# New To Pensacola



## brianpucella (Jun 22, 2012)

Hey Pensacola divers, my name is Brian Pucella and I just moved to the area. I really enjoy freediving & spearfishing and am looking forward to meeting and diving with people who share my passion in the area. I've been working and teaching with an elite freediving team (Team Vertical Blue, www.verticalblue.net) run by William Trubridge in the Bahamas for the past 3 years. I'm just doing a quick shout out to the community to introduce myself and to let those who might be interested in improving their freediving bottom time, and how to be safe while freediving using the proper techniques, that I will soon be offering courses here in Pensacola. 
Thanks & looking forward to diving with ya'll soon!


----------



## SaltAddict (Jan 6, 2010)

Welcome to the madness (this forum) 

Welcome to the area. Good luck with the freediving training. Several people on here have expressed an interest.


----------



## mike6043 (May 24, 2012)

I'd take interest in that


----------



## coolbluestreak (Jun 27, 2011)

I never wanted to freedive but, this definitely sparks the curiosity.


----------



## brianpucella (Jun 22, 2012)

Glad to hear there's some interest. We're just getting settled into the area, but I'm thinking of giving a basic freediving/safety seminar next weekend. It would be a free (donations welcome) seminar.
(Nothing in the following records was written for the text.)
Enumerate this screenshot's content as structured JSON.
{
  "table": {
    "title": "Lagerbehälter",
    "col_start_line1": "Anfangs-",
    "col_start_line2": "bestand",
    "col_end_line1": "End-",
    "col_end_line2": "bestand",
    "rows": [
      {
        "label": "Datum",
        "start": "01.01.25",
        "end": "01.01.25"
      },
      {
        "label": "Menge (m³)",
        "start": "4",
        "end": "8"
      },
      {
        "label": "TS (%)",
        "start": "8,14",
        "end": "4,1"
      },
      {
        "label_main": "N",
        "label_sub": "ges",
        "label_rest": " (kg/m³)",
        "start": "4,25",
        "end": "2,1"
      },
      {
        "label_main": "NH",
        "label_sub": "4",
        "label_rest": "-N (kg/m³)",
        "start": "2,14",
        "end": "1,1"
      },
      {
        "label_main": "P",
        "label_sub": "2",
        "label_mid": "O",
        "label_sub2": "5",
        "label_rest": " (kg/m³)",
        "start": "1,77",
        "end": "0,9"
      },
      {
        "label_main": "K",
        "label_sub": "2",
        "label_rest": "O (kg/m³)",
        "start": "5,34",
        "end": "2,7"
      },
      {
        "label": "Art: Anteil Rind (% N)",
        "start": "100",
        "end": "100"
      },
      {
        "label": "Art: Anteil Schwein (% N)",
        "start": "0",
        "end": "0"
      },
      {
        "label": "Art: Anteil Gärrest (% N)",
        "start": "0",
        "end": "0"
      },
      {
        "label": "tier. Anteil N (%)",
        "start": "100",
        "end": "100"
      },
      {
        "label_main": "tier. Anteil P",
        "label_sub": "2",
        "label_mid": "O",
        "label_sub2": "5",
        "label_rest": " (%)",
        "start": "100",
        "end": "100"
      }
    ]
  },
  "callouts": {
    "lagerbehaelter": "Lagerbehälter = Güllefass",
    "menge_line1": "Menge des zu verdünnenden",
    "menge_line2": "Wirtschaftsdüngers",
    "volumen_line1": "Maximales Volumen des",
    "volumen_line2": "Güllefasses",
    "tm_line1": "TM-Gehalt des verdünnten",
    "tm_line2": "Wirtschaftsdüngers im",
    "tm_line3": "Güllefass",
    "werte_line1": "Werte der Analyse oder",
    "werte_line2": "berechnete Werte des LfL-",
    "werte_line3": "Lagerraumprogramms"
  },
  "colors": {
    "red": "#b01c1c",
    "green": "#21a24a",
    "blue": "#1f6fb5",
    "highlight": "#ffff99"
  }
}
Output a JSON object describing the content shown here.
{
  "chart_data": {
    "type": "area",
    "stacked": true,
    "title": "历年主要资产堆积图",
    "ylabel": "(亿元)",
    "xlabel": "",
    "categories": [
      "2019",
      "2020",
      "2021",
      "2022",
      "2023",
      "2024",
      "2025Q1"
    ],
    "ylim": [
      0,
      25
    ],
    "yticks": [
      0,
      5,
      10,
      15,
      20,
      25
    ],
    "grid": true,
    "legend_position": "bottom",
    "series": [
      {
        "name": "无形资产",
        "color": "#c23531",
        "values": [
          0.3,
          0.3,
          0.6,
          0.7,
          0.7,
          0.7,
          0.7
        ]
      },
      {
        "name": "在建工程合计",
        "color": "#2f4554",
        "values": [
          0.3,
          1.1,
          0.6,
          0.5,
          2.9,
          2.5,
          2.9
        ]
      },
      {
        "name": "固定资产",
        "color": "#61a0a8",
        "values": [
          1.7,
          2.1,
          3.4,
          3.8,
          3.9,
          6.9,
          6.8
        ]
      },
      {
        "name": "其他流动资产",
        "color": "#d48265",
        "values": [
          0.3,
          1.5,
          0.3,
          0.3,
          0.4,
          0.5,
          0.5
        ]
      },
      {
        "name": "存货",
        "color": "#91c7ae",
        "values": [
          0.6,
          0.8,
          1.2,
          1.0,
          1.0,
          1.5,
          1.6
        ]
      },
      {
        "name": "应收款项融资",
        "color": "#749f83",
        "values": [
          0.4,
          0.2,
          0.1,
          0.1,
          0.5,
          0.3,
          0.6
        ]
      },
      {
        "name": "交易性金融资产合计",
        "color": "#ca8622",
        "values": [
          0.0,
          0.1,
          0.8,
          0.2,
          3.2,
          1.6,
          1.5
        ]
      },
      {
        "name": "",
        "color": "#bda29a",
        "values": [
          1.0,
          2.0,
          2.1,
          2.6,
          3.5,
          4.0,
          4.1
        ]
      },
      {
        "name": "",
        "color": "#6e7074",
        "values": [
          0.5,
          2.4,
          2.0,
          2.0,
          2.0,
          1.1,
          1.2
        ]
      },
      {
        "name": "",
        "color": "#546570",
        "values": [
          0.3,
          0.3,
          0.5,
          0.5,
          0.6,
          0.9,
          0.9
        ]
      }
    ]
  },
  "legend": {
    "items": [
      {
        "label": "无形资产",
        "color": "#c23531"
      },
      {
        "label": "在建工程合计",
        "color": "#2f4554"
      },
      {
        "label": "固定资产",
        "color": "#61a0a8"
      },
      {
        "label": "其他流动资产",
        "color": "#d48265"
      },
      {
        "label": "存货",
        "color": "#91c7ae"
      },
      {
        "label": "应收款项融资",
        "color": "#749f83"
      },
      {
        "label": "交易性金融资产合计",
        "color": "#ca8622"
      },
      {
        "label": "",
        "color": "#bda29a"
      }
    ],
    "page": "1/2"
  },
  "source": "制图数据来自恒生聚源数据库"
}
I'll keep ya'll posted on the date, time and location.


----------



## SaltAddict (Jan 6, 2010)

Just a pre warning. Next Friday is the captains meeting. Saturday is the Guns and Hoses spearfishing tourney. I would imagine that will hurt your turn out.


----------



## coolbluestreak (Jun 27, 2011)

SaltAddict said:


> Just a pre warning. Next Friday is the captains meeting. Saturday is the Guns and Hoses spearfishing tourney. I would imagine that will hurt your turn out.


Like SaltAddict said.
The return of God and 6ft seas are the only the only things that would keep 99% of us from doing the tournament. you should enter, you win that thing freediving and you'd be one of the most hated ppl in the panhandle.:thumbup:


----------



## Ringo Redux (Jul 7, 2010)

Welcome, Brian - awesome that you're a freediver. That's something I have interest in - no experience, mind you, but plenty of interest. Hope it works out, good luck!


----------



## brianpucella (Jun 22, 2012)

OK Guy's, here's the deal for those interested in learning more about proper freediving technique, theory, and safety. I'll be giving a "free" freediving seminar this Wedensday, June 27 6pm-7:30pm at the Scuba Shack (on the dock out back). Check out the info below for more details.


----------



## coolbluestreak (Jun 27, 2011)

Well I can't make it, I've got rescue diver class that day.


----------



## mike6043 (May 24, 2012)

Im going to try to make that


----------



## brianpucella (Jun 22, 2012)

Glad to hear there's some interest. I first got into freediving because I liked spearfishing and I was spending most of my winters in the Bahamas where spearfishing on scuba is not allowed. It took a few years to put together that if I focused on improving my freediving, naturally it would really help my spearfishing, which it has. Now when I go spearfishing I'm usually able to spear enough fish fairly quickly and spend the rest of the time just enjoying hanging with the fish at depth and/or shooting video. 
Well I'm looking forward to meeting everyone who is able to come out on Wednesday evening, and please spread the word around, the more the merrier. For those who are not able to make it I'm sure I will be doing a few more seminars over the next couple months, so keep checking the forum or drop me a message at [email protected].


----------



## brianpucella (Jun 22, 2012)

I'd like to give a big thanks to everyone who came out to the seminar last night. I hope everyone learned some new things about freediving, will pass what they learned along to other freedivers, and if your interested in taking your freediving to the next level look into taking a course or look me up at www.brianpucella.com. The site is just getting launched, but keep checking it out for lots of free material to learn the most up to date and safest techniques for freediving available today. Please feel free to hit me up with any questions and have fun diving! I will be doing more of these seminars and post the dates here as well as on my website. So spread the word and thanks again to all those who came out!:thumbup:


----------